Promising New Therapy for Multiple Sclerosis Based on Placenta Cells
A study published in the journal Multiple Sclerosis and Related Disorders, led by researchers at Mount Sinai in New York and Celgene Cellular Therapeutics revealed that an infusion based on cells derived from the placenta proved to be safe for patients with multiple sclerosis (MS) and a promising new therapy for the disease. The study is entitled “Human placenta-derived cells (PDA-001) for the treatment of adults with multiple sclerosis: A randomized, placebo-controlled, multiple-dose study.”

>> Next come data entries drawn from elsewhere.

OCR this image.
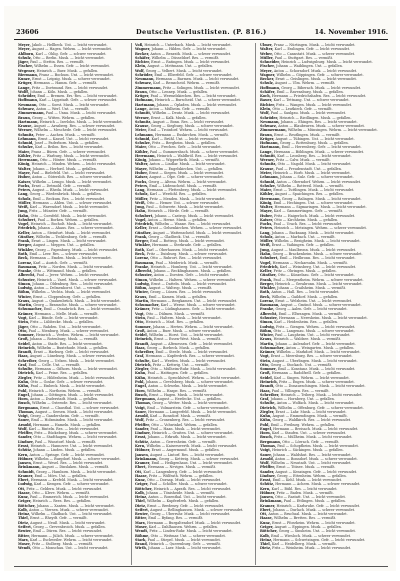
23606	Deutsche Verlustlisten. (P. 816.)	14. November 1916.
Meyer, Jakob — Hellbeck. Unt. — leicht verwundet.
Meyer, August — Hagen. Wehrm. — leicht verwundet.
Ahlborn, Karl — Ohlig. Gefr. — schwer verwundet.
Schulz, Otto — Berlin. Musk. — leicht verwundet.
Jäger, Paul — Stettin. Res. — vermißt.
Fischer, Wilhelm — Essen. Gefr. — leicht verwundet.
Wegener, Heinrich — Buer. Musk. — gefallen.
Biermann, Franz — Bochum. Unt. — leicht verwundet.
Kunze, Ernst — Leipzig. Musk. — schwer verwundet.
Krüger, Hermann — Hamm. Gefr. — vermißt.
Lange, Fritz — Dortmund. Res. — leicht verwundet.
Wolff, Johann — Köln. Musk. — gefallen.
Schröder, Emil — Bremen. Ers.-Res. — leicht verwundet.
Hoffmann, Karl — Lippstadt. Gefr. — schwer verwundet.
Neumann, Otto — Soest. Musk. — leicht verwundet.
Schwarz, Anton — Werl. Unt. — vermißt.
Zimmermann, Paul — Unna. Musk. — leicht verwundet.
Braun, Georg — Witten. Wehrm. — gefallen.
Hartmann, Heinrich — Iserlohn. Musk. — leicht verwundet.
Krause, August — Arnsberg. Res. — schwer verwundet.
Werner, Wilhelm — Meschede. Gefr. — leicht verwundet.
Schmitz, Peter — Aachen. Musk. — vermißt.
Lehmann, Ernst — Kassel. Unt. — leicht verwundet.
Schmid, Josef — Paderborn. Musk. — gefallen.
Schulze, Karl — Brilon. Res. — leicht verwundet.
Maier, Franz — Büren. Gefr. — schwer verwundet.
Köhler, Fritz — Warburg. Musk. — leicht verwundet.
Herrmann, Otto — Höxter. Musk. — vermißt.
König, Heinrich — Minden. Wehrm. — leicht verwundet.
Walter, Johann — Herford. Musk. — gefallen.
Mayer, Paul — Bielefeld. Unt. — leicht verwundet.
Huber, Anton — Gütersloh. Res. — schwer verwundet.
Kaiser, Wilhelm — Lemgo. Musk. — leicht verwundet.
Fuchs, Ernst — Detmold. Gefr. — vermißt.
Peters, August — Rheda. Musk. — leicht verwundet.
Lang, Georg — Wiedenbrück. Musk. — gefallen.
Scholz, Emil — Beckum. Res. — leicht verwundet.
Möller, Hermann — Ahlen. Unt. — schwer verwundet.
Weiß, Karl — Warendorf. Musk. — leicht verwundet.
Jung, Fritz — Münster. Gefr. — vermißt.
Hahn, Otto — Coesfeld. Musk. — leicht verwundet.
Schubert, Paul — Borken. Wehrm. — gefallen.
Vogel, Heinrich — Bocholt. Musk. — leicht verwundet.
Friedrich, Johann — Ahaus. Res. — schwer verwundet.
Keller, Anton — Steinfurt. Musk. — leicht verwundet.
Günther, Wilhelm — Tecklenburg. Gefr. — vermißt.
Frank, Ernst — Lingen. Musk. — leicht verwundet.
Berger, August — Meppen. Unt. — gefallen.
Winkler, Georg — Papenburg. Musk. — leicht verwundet.
Roth, Emil — Leer. Res. — schwer verwundet.
Beck, Hermann — Emden. Musk. — leicht verwundet.
Lorenz, Karl — Aurich. Gefr. — vermißt.
Baumann, Fritz — Norden. Musk. — leicht verwundet.
Franke, Otto — Wittmund. Musk. — gefallen.
Albrecht, Paul — Jever. Wehrm. — leicht verwundet.
Schuster, Heinrich — Varel. Musk. — schwer verwundet.
Simon, Johann — Oldenburg. Res. — leicht verwundet.
Ludwig, Anton — Delmenhorst. Unt. — vermißt.
Böhm, Wilhelm — Vechta. Musk. — leicht verwundet.
Winter, Ernst — Cloppenburg. Gefr. — gefallen.
Kraus, August — Quakenbrück. Musk. — leicht verwundet.
Martin, Georg — Bramsche. Musk. — schwer verwundet.
Schumacher, Emil — Osnabrück. Res. — leicht verwundet.
Krämer, Hermann — Melle. Musk. — vermißt.
Vogt, Karl — Bünde. Gefr. — leicht verwundet.
Stein, Fritz — Lübbecke. Musk. — gefallen.
Jäger, Otto — Rahden. Unt. — leicht verwundet.
Otto, Paul — Nienburg. Musk. — schwer verwundet.
Sommer, Heinrich — Verden. Wehrm. — leicht verwundet.
Groß, Johann — Rotenburg. Musk. — vermißt.
Seidel, Anton — Stade. Res. — leicht verwundet.
Heinrich, Wilhelm — Buxtehude. Musk. — gefallen.
Brandt, Ernst — Harburg. Gefr. — leicht verwundet.
Haas, August — Lüneburg. Musk. — schwer verwundet.
Schreiber, Georg — Uelzen. Musk. — leicht verwundet.
Graf, Emil — Celle. Unt. — vermißt.
Schulte, Hermann — Gifhorn. Musk. — leicht verwundet.
Dietrich, Karl — Peine. Res. — gefallen.
Ziegler, Fritz — Hildesheim. Musk. — leicht verwundet.
Kuhn, Otto — Goslar. Gefr. — schwer verwundet.
Kühn, Paul — Einbeck. Musk. — leicht verwundet.
Pohl, Heinrich — Northeim. Wehrm. — vermißt.
Engel, Johann — Göttingen. Musk. — leicht verwundet.
Horn, Anton — Duderstadt. Musk. — gefallen.
Busch, Wilhelm — Osterode. Res. — leicht verwundet.
Bergmann, Ernst — Clausthal. Unt. — schwer verwundet.
Thomas, August — Seesen. Musk. — leicht verwundet.
Voigt, Georg — Gandersheim. Gefr. — vermißt.
Sauer, Emil — Holzminden. Musk. — leicht verwundet.
Arnold, Hermann — Hameln. Musk. — gefallen.
Wolf, Karl — Rinteln. Res. — leicht verwundet.
Pfeiffer, Fritz — Bückeburg. Musk. — schwer verwundet.
Sander, Otto — Stadthagen. Wehrm. — leicht verwundet.
Lindner, Paul — Wunstorf. Musk. — vermißt.
Ernst, Heinrich — Hannover. Unt. — leicht verwundet.
Schütz, Johann — Linden. Musk. — gefallen.
Kern, Anton — Springe. Gefr. — leicht verwundet.
Hübner, Wilhelm — Burgdorf. Musk. — schwer verwundet.
Jansen, Ernst — Wesel. Res. — leicht verwundet.
Brinkmann, August — Dinslaken. Musk. — vermißt.
Schmidt, Georg — Hamborn. Musk. — leicht verwundet.
Kramer, Emil — Mörs. Unt. — gefallen.
Ebert, Hermann — Krefeld. Musk. — leicht verwundet.
Ludwig, Karl — Kempen. Gefr. — schwer verwundet.
Ott, Fritz — Geldern. Musk. — leicht verwundet.
Haase, Otto — Kleve. Wehrm. — vermißt.
Kunz, Paul — Emmerich. Musk. — leicht verwundet.
Geiger, Heinrich — Rees. Res. — gefallen.
Böttcher, Johann — Xanten. Musk. — leicht verwundet.
Kolb, Anton — Viersen. Musk. — schwer verwundet.
Heinz, Wilhelm — Gladbach. Unt. — leicht verwundet.
Thiel, Ernst — Rheydt. Gefr. — vermißt.
Dietz, August — Neuß. Musk. — leicht verwundet.
Seifert, Georg — Grevenbroich. Musk. — gefallen.
Reuter, Emil — Düren. Res. — leicht verwundet.
Ritter, Hermann — Jülich. Musk. — schwer verwundet.
Marx, Karl — Eschweiler. Wehrm. — leicht verwundet.
Moser, Fritz — Stolberg. Musk. — vermißt.
Wendt, Otto — Monschau. Unt. — leicht verwundet.
Voß, Heinrich — Unterbach. Musk. — leicht verwundet.
Wagner, Johann — Hilden. Gefr. — leicht verwundet.
Becker, Anton — Benrath. Musk. — schwer verwundet.
Schäfer, Wilhelm — Düsseldorf. Res. — vermißt.
Richter, Ernst — Ratingen. Musk. — leicht verwundet.
Klein, August — Mettmann. Unt. — gefallen.
Wolf, Georg — Velbert. Musk. — leicht verwundet.
Schröder, Emil — Elberfeld. Gefr. — schwer verwundet.
Neumann, Hermann — Barmen. Musk. — leicht verwundet.
Schwarz, Karl — Remscheid. Wehrm. — vermißt.
Zimmermann, Fritz — Solingen. Musk. — leicht verwundet.
Braun, Otto — Lennep. Musk. — gefallen.
Krüger, Paul — Wermelskirchen. Res. — leicht verwundet.
Hofmann, Heinrich — Burscheid. Unt. — schwer verwundet.
Hartmann, Johann — Opladen. Musk. — leicht verwundet.
Lange, Anton — Mülheim. Gefr. — vermißt.
Schmitt, Wilhelm — Deutz. Musk. — leicht verwundet.
Werner, Ernst — Kalk. Musk. — gefallen.
Schmitz, August — Bonn. Res. — leicht verwundet.
Krause, Georg — Siegburg. Musk. — schwer verwundet.
Meier, Emil — Troisdorf. Wehrm. — leicht verwundet.
Lehmann, Hermann — Euskirchen. Musk. — vermißt.
Schmid, Karl — Brühl. Unt. — leicht verwundet.
Schulze, Fritz — Bergheim. Musk. — gefallen.
Maier, Otto — Frechen. Gefr. — leicht verwundet.
Köhler, Paul — Gummersbach. Musk. — schwer verwundet.
Herrmann, Heinrich — Waldbröl. Res. — leicht verwundet.
König, Johann — Wipperfürth. Musk. — vermißt.
Walter, Anton — Lindlar. Musk. — leicht verwundet.
Mayer, Wilhelm — Engelskirchen. Unt. — gefallen.
Huber, Ernst — Siegen. Musk. — leicht verwundet.
Kaiser, August — Olpe. Gefr. — schwer verwundet.
Fuchs, Georg — Altena. Wehrm. — leicht verwundet.
Peters, Emil — Lüdenscheid. Musk. — vermißt.
Lang, Hermann — Plettenberg. Musk. — leicht verwundet.
Scholz, Karl — Werdohl. Res. — gefallen.
Möller, Fritz — Menden. Musk. — leicht verwundet.
Weiß, Otto — Hemer. Unt. — schwer verwundet.
Jung, Paul — Schwerte. Musk. — leicht verwundet.
Hahn, Heinrich — Hörde. Gefr. — vermißt.
Schubert, Johann — Castrop. Musk. — leicht verwundet.
Vogel, Anton — Herne. Musk. — gefallen.
Friedrich, Wilhelm — Wanne. Res. — leicht verwundet.
Keller, Ernst — Gelsenkirchen. Wehrm. — schwer verwundet.
Günther, August — Wattenscheid. Musk. — leicht verwundet.
Frank, Georg — Gladbeck. Unt. — vermißt.
Berger, Emil — Bottrop. Musk. — leicht verwundet.
Winkler, Hermann — Sterkrade. Gefr. — gefallen.
Roth, Karl — Oberhausen. Musk. — leicht verwundet.
Beck, Fritz — Duisburg. Musk. — schwer verwundet.
Lorenz, Otto — Ruhrort. Res. — leicht verwundet.
Baumann, Paul — Meiderich. Musk. — vermißt.
Franke, Heinrich — Homberg. Unt. — leicht verwundet.
Albrecht, Johann — Recklinghausen. Musk. — gefallen.
Schuster, Anton — Dorsten. Gefr. — leicht verwundet.
Simon, Wilhelm — Haltern. Wehrm. — schwer verwundet.
Ludwig, Ernst — Datteln. Musk. — leicht verwundet.
Böhm, August — Waltrop. Musk. — vermißt.
Winter, Georg — Lünen. Res. — leicht verwundet.
Kraus, Emil — Kamen. Musk. — gefallen.
Martin, Hermann — Bergkamen. Unt. — leicht verwundet.
Schumacher, Karl — Werne. Musk. — schwer verwundet.
Krämer, Fritz — Lüdinghausen. Gefr. — leicht verwundet.
Vogt, Otto — Dülmen. Musk. — vermißt.
Stein, Paul — Haltern. Musk. — leicht verwundet.
Otto, Heinrich — Marl. Res. — gefallen.
Sommer, Johann — Herten. Wehrm. — leicht verwundet.
Groß, Anton — Buer. Musk. — schwer verwundet.
Seidel, Wilhelm — Horst. Unt. — leicht verwundet.
Heinrich, Ernst — Essen-West. Musk. — vermißt.
Brandt, August — Altenessen. Gefr. — leicht verwundet.
Haas, Georg — Borbeck. Musk. — gefallen.
Schreiber, Emil — Steele. Musk. — leicht verwundet.
Graf, Hermann — Kupferdreh. Res. — schwer verwundet.
Schulte, Karl — Werden. Musk. — leicht verwundet.
Dietrich, Fritz — Kettwig. Unt. — vermißt.
Ziegler, Otto — Mülheim-Ruhr. Musk. — leicht verwundet.
Kuhn, Paul — Hattingen. Gefr. — gefallen.
Kühn, Heinrich — Sprockhövel. Wehrm. — leicht verwundet.
Pohl, Johann — Gevelsberg. Musk. — schwer verwundet.
Engel, Anton — Schwelm. Musk. — leicht verwundet.
Horn, Wilhelm — Haspe. Res. — vermißt.
Busch, Ernst — Hagen. Musk. — leicht verwundet.
Bergmann, August — Herdecke. Unt. — gefallen.
Thomas, Georg — Wetter. Musk. — leicht verwundet.
Voigt, Emil — Volmarstein. Gefr. — schwer verwundet.
Sauer, Hermann — Langerfeld. Musk. — leicht verwundet.
Arnold, Karl — Ronsdorf. Musk. — vermißt.
Wolf, Fritz — Cronenberg. Res. — leicht verwundet.
Pfeiffer, Otto — Vohwinkel. Wehrm. — gefallen.
Sander, Paul — Haan. Musk. — leicht verwundet.
Lindner, Heinrich — Gruiten. Unt. — schwer verwundet.
Ernst, Johann — Erkrath. Musk. — leicht verwundet.
Schütz, Anton — Gerresheim. Gefr. — vermißt.
Kern, Wilhelm — Kaiserswerth. Musk. — leicht verwundet.
Hübner, Ernst — Angermund. Musk. — gefallen.
Jansen, August — Lintorf. Res. — leicht verwundet.
Brinkmann, Georg — Kettwig. Musk. — schwer verwundet.
Kramer, Emil — Heiligenhaus. Unt. — leicht verwundet.
Ebert, Hermann — Neviges. Musk. — vermißt.
Ott, Karl — Langenberg. Gefr. — leicht verwundet.
Haase, Fritz — Wülfrath. Wehrm. — gefallen.
Kunz, Otto — Dornap. Musk. — leicht verwundet.
Geiger, Paul — Schöller. Musk. — schwer verwundet.
Böttcher, Heinrich — Aprath. Res. — leicht verwundet.
Kolb, Johann — Tönisheide. Musk. — vermißt.
Heinz, Anton — Rosenthal. Unt. — leicht verwundet.
Thiel, Wilhelm — Kupferdreh. Musk. — gefallen.
Dietz, Ernst — Bredeney. Gefr. — leicht verwundet.
Seifert, August — Rellinghausen. Musk. — schwer verwundet.
Reuter, Georg — Überruhr. Musk. — leicht verwundet.
Ritter, Emil — Byfang. Res. — vermißt.
Marx, Hermann — Burgaltendorf. Musk. — leicht verwundet.
Moser, Karl — Dahlhausen. Wehrm. — gefallen.
Wendt, Fritz — Linden-Ruhr. Musk. — leicht verwundet.
Böhme, Otto — Weitmar. Unt. — schwer verwundet.
Stark, Paul — Stiepel. Musk. — leicht verwundet.
Brand, Heinrich — Querenburg. Gefr. — vermißt.
Wirth, Johann — Laer. Musk. — leicht verwundet.
Ulmer, Franz — Nürtingen. Musk. — leicht verwundet.
Walter, Karl — Esslingen. Gefr. — leicht verwundet.
Weber, Otto — Cannstatt. Musk. — schwer verwundet.
Müller, Paul — Stuttgart. Res. — vermißt.
Schneider, Heinrich — Ludwigsburg. Musk. — leicht verwundet.
Fischer, Johann — Waiblingen. Unt. — gefallen.
Meyer, Anton — Schorndorf. Musk. — leicht verwundet.
Wagner, Wilhelm — Göppingen. Gefr. — schwer verwundet.
Becker, Ernst — Geislingen. Musk. — leicht verwundet.
Schulz, August — Ulm. Wehrm. — vermißt.
Hoffmann, Georg — Biberach. Musk. — leicht verwundet.
Schäfer, Emil — Ravensburg. Musk. — gefallen.
Koch, Hermann — Friedrichshafen. Res. — leicht verwundet.
Bauer, Karl — Tettnang. Unt. — schwer verwundet.
Richter, Fritz — Wangen. Musk. — leicht verwundet.
Klein, Otto — Leutkirch. Gefr. — vermißt.
Wolf, Paul — Saulgau. Musk. — leicht verwundet.
Schröder, Heinrich — Riedlingen. Musk. — gefallen.
Neumann, Johann — Ehingen. Res. — leicht verwundet.
Schwarz, Anton — Blaubeuren. Musk. — schwer verwundet.
Zimmermann, Wilhelm — Münsingen. Wehrm. — leicht verwundet.
Braun, Ernst — Reutlingen. Musk. — vermißt.
Krüger, August — Tübingen. Unt. — leicht verwundet.
Hofmann, Georg — Rottenburg. Musk. — gefallen.
Hartmann, Emil — Herrenberg. Gefr. — leicht verwundet.
Lange, Hermann — Böblingen. Musk. — schwer verwundet.
Schmitt, Karl — Leonberg. Res. — leicht verwundet.
Werner, Fritz — Calw. Musk. — vermißt.
Schmitz, Otto — Nagold. Musk. — leicht verwundet.
Krause, Paul — Freudenstadt. Unt. — gefallen.
Meier, Heinrich — Horb. Musk. — leicht verwundet.
Lehmann, Johann — Sulz. Gefr. — schwer verwundet.
Schmid, Anton — Oberndorf. Wehrm. — leicht verwundet.
Schulze, Wilhelm — Rottweil. Musk. — vermißt.
Maier, Ernst — Tuttlingen. Musk. — leicht verwundet.
Köhler, August — Spaichingen. Res. — gefallen.
Herrmann, Georg — Balingen. Musk. — leicht verwundet.
König, Emil — Hechingen. Unt. — schwer verwundet.
Walter, Hermann — Sigmaringen. Musk. — leicht verwundet.
Mayer, Karl — Gammertingen. Gefr. — vermißt.
Huber, Fritz — Haigerloch. Musk. — leicht verwundet.
Kaiser, Otto — Kirchheim. Musk. — gefallen.
Fuchs, Paul — Urach. Res. — leicht verwundet.
Peters, Heinrich — Metzingen. Wehrm. — schwer verwundet.
Lang, Johann — Backnang. Musk. — leicht verwundet.
Scholz, Anton — Marbach. Unt. — vermißt.
Möller, Wilhelm — Besigheim. Musk. — leicht verwundet.
Weiß, Ernst — Vaihingen. Gefr. — gefallen.
Jung, August — Maulbronn. Musk. — leicht verwundet.
Hahn, Georg — Brackenheim. Musk. — schwer verwundet.
Schubert, Emil — Heilbronn. Res. — leicht verwundet.
Vogel, Hermann — Neckarsulm. Musk. — vermißt.
Friedrich, Karl — Weinsberg. Unt. — leicht verwundet.
Keller, Fritz — Öhringen. Musk. — gefallen.
Günther, Otto — Künzelsau. Gefr. — leicht verwundet.
Frank, Paul — Mergentheim. Wehrm. — schwer verwundet.
Berger, Heinrich — Gerabronn. Musk. — leicht verwundet.
Winkler, Johann — Crailsheim. Musk. — vermißt.
Roth, Anton — Hall. Res. — leicht verwundet.
Beck, Wilhelm — Gaildorf. Musk. — gefallen.
Lorenz, Ernst — Welzheim. Unt. — leicht verwundet.
Baumann, August — Gmünd. Musk. — schwer verwundet.
Franke, Georg — Aalen. Gefr. — leicht verwundet.
Albrecht, Emil — Ellwangen. Musk. — vermißt.
Schuster, Hermann — Neresheim. Musk. — leicht verwundet.
Simon, Karl — Heidenheim. Res. — gefallen.
Ludwig, Fritz — Giengen. Wehrm. — leicht verwundet.
Böhm, Otto — Langenau. Musk. — schwer verwundet.
Winter, Paul — Laupheim. Unt. — leicht verwundet.
Kraus, Heinrich — Waldsee. Musk. — vermißt.
Martin, Johann — Aulendorf. Gefr. — leicht verwundet.
Schumacher, Anton — Weingarten. Musk. — gefallen.
Krämer, Wilhelm — Markdorf. Musk. — leicht verwundet.
Vogt, Ernst — Meersburg. Res. — schwer verwundet.
Stein, August — Überlingen. Musk. — leicht verwundet.
Otto, Georg — Stockach. Unt. — vermißt.
Sommer, Emil — Konstanz. Musk. — leicht verwundet.
Groß, Hermann — Radolfzell. Gefr. — gefallen.
Seidel, Karl — Singen. Wehrm. — leicht verwundet.
Heinrich, Fritz — Engen. Musk. — schwer verwundet.
Brandt, Otto — Donaueschingen. Musk. — leicht verwundet.
Haas, Paul — Villingen. Res. — vermißt.
Schreiber, Heinrich — Triberg. Musk. — leicht verwundet.
Graf, Johann — Hornberg. Unt. — gefallen.
Schulte, Anton — Wolfach. Musk. — leicht verwundet.
Dietrich, Wilhelm — Offenburg. Gefr. — schwer verwundet.
Ziegler, Ernst — Lahr. Musk. — leicht verwundet.
Kuhn, August — Emmendingen. Musk. — vermißt.
Kühn, Georg — Waldkirch. Res. — leicht verwundet.
Pohl, Emil — Freiburg. Wehrm. — gefallen.
Engel, Hermann — Breisach. Musk. — leicht verwundet.
Horn, Karl — Staufen. Unt. — schwer verwundet.
Busch, Fritz — Müllheim. Musk. — leicht verwundet.
Bergmann, Otto — Lörrach. Gefr. — vermißt.
Thomas, Paul — Schopfheim. Musk. — leicht verwundet.
Voigt, Heinrich — Säckingen. Musk. — gefallen.
Sauer, Johann — Waldshut. Res. — leicht verwundet.
Arnold, Anton — Bonndorf. Musk. — schwer verwundet.
Wolf, Wilhelm — Neustadt. Unt. — leicht verwundet.
Pfeiffer, Ernst — Titisee. Musk. — vermißt.
Sander, August — Kenzingen. Gefr. — leicht verwundet.
Lindner, Georg — Ettenheim. Wehrm. — gefallen.
Ernst, Emil — Kehl. Musk. — leicht verwundet.
Schütz, Hermann — Achern. Musk. — schwer verwundet.
Kern, Karl — Bühl. Res. — leicht verwundet.
Hübner, Fritz — Baden. Musk. — vermißt.
Jansen, Otto — Rastatt. Unt. — leicht verwundet.
Brinkmann, Paul — Ettlingen. Musk. — gefallen.
Kramer, Heinrich — Karlsruhe. Gefr. — leicht verwundet.
Ebert, Johann — Durlach. Musk. — schwer verwundet.
Ott, Anton — Bruchsal. Musk. — leicht verwundet.
Haase, Wilhelm — Bretten. Res. — vermißt.
Kunz, Ernst — Pforzheim. Wehrm. — leicht verwundet.
Geiger, August — Eppingen. Musk. — gefallen.
Böttcher, Georg — Sinsheim. Unt. — leicht verwundet.
Kolb, Emil — Wiesloch. Musk. — schwer verwundet.
Heinz, Hermann — Schwetzingen. Gefr. — leicht verwundet.
Thiel, Karl — Heidelberg. Musk. — vermißt.
Dietz, Fritz — Weinheim. Musk. — leicht verwundet.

MS is a progressive neurodegenerative autoimmune disorder that results from an attack on the central nervous system (CNS) by the body’s own immune system, causing inflammation and damage to the myelin layer that covers and protects nerve fibers in the CNS. Myelin loss leads to impairment in signal transmission along the nerve fibers, affecting motor function (such as coordination, balance, speech and vision), causing irreversible neurological disability, paralysis and blindness. MS usually starts as an episodic disorder known as relapsing-remitting MS (RRMS), and in many patients it evolves into a more severe chronic condition with worsening disability named secondary progressive MS (SPMS). It is estimated that more than 2.3 million people in the world suffer from the disease.
It has been previously shown that therapeutic cell-based infusions have an immunomodulatory and repair action in MS. PDA-001 in particular is a preparation of cultured mesenchymal-like cells derived from healthy human placental tissue and designed for the treatment of MS as these cells have immunomodulatory, anti-inflammatory, pro-regenerative and neuroprotective properties. As these placenta cells are expanded in cell culture, one healthy donor is capable of supplying enough cells for several patients.
In the study, researchers tested the safety and possible exacerbation of the disease with this new MS treatment approach based on PDA-001. A phase 1b, randomized, multicenter, double-blind, placebo-controlled study was conducted with 16 MS patients (10 with RRMS and 6 with SPMS), aged between 18 and 65 years. Six patients received a high dose of PDA-001 (600×106 cells), other six were given a lower dose (150×106 cells), and the remaining four patients received a placebo. Patients were monthly monitored for brain lesions through brain magnetic resonance imaging scans to assess possible disease progression.
Researchers found that none of the patients had worsening of MS-related brain lesions one year after treatment with both PDA-001 doses, and that in fact, the majority of the patients had stable or improved levels of disability.
“We’re hoping to learn more about how placental stromal cells contribute to myelin repair,” said the study’s lead author and Professor of Neurology at Mount Sinai, Dr. Fred Lublin in a news release. “We suspect they either convert to a myelin making cell, or they enhance the environment of the area where the damage is to allow for natural repair. Our long-term goal is to develop strategies to facilitate repair of the damaged nervous system.”
The research team concluded that PDA-001 treatment was overall safe and well tolerated by patients, and that preliminary evidence suggests that PDA-001 could be able to repair damaged nerve tissues in MS patients.
“This is the first time placenta-derived cells have been tested as a possible therapy for multiple sclerosis,” noted Dr. Lublin. “The next step will be to study larger numbers of MS patients to assess efficacy of the cells, but we could be looking at a new frontier in treatment for the disease.”